In Up the Workers, Reigate's R&B revolutionaries (as Thee Faction half-jokily call themselves) run the gamut of socialist basics, with songs about protesting, our incompetent economic system, the Left's surrender to the status quo, the brilliance of the Communist Manifesto, and how to deal with your Tory friend (tell them to fuck off). It's a lot of fun, it's undeniably stirring, and its heart is in the right place (then again, it's my kind of politics, so I don't have much to take issue with).
But what I find incongruous, what I can't get my head around, is the music. Those straight-down-the-line rock n'roll showtunes are lots of fun - there's a sweet sax solo in 'Deft Left', a jaunty holler about the Left needing to make a new start, but in 'Customer', listening to the vitriolic howl, "You're just a customer - you consume," repeated again and again, I got distracted. It sounded… well, shit, it sounded like 'Greased Lightning'. Now, that's no bad thing - I loved 'Greased Lightning' when I was a teenager - but it was weird. Thee Faction's music really is the kind that requires a quiff and a few tattoos to pull off perfectly. And so while the album's ideological points are pretty much spat out with a pleasing amount of passion and disgust, the music, while being enjoyable and energetic, hardly seethes. I don't get it as protest music. I get it as good-time music.
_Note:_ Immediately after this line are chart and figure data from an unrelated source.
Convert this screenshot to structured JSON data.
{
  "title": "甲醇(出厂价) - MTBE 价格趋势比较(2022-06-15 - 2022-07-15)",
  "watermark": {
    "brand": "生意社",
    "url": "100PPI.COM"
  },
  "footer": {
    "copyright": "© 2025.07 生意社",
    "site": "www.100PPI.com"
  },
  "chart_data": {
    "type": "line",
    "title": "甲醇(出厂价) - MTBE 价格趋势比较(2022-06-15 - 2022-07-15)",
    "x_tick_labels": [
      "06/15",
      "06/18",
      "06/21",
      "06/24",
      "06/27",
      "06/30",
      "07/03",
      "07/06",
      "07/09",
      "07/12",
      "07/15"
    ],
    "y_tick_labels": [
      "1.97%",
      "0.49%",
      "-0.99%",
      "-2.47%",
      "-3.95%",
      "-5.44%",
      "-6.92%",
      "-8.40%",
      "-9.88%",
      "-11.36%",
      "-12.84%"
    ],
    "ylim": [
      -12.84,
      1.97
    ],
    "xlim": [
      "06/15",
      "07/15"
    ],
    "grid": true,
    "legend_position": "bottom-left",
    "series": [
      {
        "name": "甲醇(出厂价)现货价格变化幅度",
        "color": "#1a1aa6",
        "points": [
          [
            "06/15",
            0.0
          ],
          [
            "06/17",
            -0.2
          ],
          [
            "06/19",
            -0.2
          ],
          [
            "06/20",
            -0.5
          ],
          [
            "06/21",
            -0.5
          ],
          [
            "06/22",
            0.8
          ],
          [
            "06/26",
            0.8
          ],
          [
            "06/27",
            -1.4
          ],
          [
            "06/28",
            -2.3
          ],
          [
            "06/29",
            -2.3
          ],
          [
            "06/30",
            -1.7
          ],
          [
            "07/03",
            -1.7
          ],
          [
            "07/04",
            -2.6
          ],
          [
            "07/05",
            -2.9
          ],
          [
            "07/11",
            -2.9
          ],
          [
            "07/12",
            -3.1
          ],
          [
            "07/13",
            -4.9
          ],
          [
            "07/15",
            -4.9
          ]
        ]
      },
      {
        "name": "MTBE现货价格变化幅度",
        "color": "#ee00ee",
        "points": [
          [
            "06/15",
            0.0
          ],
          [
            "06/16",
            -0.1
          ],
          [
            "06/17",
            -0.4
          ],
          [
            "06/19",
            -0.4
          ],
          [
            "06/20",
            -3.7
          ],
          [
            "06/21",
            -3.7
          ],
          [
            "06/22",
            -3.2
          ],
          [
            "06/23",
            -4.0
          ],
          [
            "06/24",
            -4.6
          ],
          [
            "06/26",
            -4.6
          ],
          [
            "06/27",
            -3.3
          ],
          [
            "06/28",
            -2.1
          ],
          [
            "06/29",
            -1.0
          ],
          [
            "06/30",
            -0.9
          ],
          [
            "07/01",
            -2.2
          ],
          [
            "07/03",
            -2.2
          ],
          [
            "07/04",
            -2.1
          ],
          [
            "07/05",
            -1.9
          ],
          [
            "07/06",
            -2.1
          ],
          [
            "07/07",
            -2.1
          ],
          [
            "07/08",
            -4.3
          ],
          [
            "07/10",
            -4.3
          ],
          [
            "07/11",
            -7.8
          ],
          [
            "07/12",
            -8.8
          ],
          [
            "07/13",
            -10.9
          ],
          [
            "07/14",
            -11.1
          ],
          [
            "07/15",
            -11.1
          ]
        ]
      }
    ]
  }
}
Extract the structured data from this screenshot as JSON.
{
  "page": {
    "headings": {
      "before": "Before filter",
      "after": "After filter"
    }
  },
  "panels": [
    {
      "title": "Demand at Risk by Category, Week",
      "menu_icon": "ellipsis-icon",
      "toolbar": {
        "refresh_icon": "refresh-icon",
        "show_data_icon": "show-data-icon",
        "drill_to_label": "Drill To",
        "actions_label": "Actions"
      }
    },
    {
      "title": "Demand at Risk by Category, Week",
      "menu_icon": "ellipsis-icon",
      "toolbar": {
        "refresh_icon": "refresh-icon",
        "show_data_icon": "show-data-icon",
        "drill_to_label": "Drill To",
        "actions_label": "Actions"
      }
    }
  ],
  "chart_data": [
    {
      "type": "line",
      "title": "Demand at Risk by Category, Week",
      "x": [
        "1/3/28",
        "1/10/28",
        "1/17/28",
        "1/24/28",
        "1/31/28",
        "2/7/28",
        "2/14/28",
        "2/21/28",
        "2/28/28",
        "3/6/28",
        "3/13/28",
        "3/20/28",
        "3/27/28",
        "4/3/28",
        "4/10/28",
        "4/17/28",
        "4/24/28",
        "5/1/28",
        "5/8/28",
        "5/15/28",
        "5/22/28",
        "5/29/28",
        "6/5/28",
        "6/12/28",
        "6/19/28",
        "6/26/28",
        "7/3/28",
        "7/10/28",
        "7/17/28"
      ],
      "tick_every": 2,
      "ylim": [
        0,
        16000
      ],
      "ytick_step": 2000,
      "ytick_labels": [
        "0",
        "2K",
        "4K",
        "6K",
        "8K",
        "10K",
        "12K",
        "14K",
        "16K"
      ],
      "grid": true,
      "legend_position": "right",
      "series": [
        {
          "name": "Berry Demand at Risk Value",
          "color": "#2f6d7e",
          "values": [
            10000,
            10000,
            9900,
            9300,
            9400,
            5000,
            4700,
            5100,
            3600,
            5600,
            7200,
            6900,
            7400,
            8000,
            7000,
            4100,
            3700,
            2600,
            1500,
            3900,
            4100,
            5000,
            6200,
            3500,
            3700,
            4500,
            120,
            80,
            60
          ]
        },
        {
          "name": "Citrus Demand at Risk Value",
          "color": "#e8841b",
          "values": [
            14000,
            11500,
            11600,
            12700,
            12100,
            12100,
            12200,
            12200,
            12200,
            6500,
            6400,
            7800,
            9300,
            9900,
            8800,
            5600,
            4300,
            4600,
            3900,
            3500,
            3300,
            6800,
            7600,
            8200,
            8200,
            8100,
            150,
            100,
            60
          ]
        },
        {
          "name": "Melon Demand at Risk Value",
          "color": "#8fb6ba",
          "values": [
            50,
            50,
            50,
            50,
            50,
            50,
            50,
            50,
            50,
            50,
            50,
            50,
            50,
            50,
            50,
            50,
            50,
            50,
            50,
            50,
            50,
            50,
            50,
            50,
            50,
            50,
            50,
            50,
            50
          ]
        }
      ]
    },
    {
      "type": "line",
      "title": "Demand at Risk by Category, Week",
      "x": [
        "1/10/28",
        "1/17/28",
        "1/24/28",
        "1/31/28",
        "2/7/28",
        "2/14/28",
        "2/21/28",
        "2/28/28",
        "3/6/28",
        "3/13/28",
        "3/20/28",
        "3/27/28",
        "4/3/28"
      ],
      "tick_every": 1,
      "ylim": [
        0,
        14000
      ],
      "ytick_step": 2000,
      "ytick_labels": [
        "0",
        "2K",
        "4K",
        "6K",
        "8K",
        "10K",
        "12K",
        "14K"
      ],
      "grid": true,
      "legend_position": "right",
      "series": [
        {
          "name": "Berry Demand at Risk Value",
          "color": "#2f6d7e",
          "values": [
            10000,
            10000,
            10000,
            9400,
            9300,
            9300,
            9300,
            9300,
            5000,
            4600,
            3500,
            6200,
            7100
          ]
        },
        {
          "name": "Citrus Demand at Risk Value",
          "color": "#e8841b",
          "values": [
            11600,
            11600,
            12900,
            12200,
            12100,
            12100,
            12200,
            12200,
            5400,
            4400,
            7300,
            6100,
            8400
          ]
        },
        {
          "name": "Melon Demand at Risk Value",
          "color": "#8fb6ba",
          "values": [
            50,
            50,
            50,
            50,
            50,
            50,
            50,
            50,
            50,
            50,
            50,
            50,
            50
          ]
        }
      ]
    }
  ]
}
But then, that's just me. Radical leftist protest music doesn't necessarily need to sound like Gang of Four or Fugazi in order to persuade. Plenty of bands with radical left politics don't sound like that. Only I think that calling Thee Faction's music 'blistering, unpleasant R&B' (as they do) isn't true. It's not unpleasant. It's the kind of music that would make you get up and dance. And while there shouldn't really be an incongruity with angry Marxist expression there, somehow there is. It doesn't mean that Thee Faction haven't done a bang up job in homing in on some of the inexcusably shitty parts of the current economic system and then cleverly suggesting ways to - and not to - subvert them (my favourite being in 'Only', where there's a sly lyric on the uselessness of Facebook campaigns and smashing Starbucks windows) - they have. I'm not denying the album's raucous energy. It's just that their music is entertaining in a very conventional way, and so it's confusing to know whether to shake your fists or your hips.
What I want to do, more than anything, what Up the Workers yearns for (and I'm not basing this on Fucked Up's David Comes to Life, though that may figure somewhere in my thoughts) - is to make a musical of it. A socialist musical. There are enough pertinent, catchy hooks to make it great. Scrap the boring bits where the band are just enjoying the bombast and fun of the music a little too much and it's going nowhere; keep the rest. I'm thinking Bertolt Brecht meets Lionel Bart. The gradual awakening of a young Marxist working in a Reigate factory as it dawns on her how much the system is set against her. Yes, that does sound a bit like the bones of David Comes to Life. Never mind. It's not as though they'd be the same thing - that's a rock opera, this would be a musical. There would be dancing. Sympathetic characters and a strong narrative. It would be bloody brilliant. Thee Faction actually write showstoppers - so why waste them?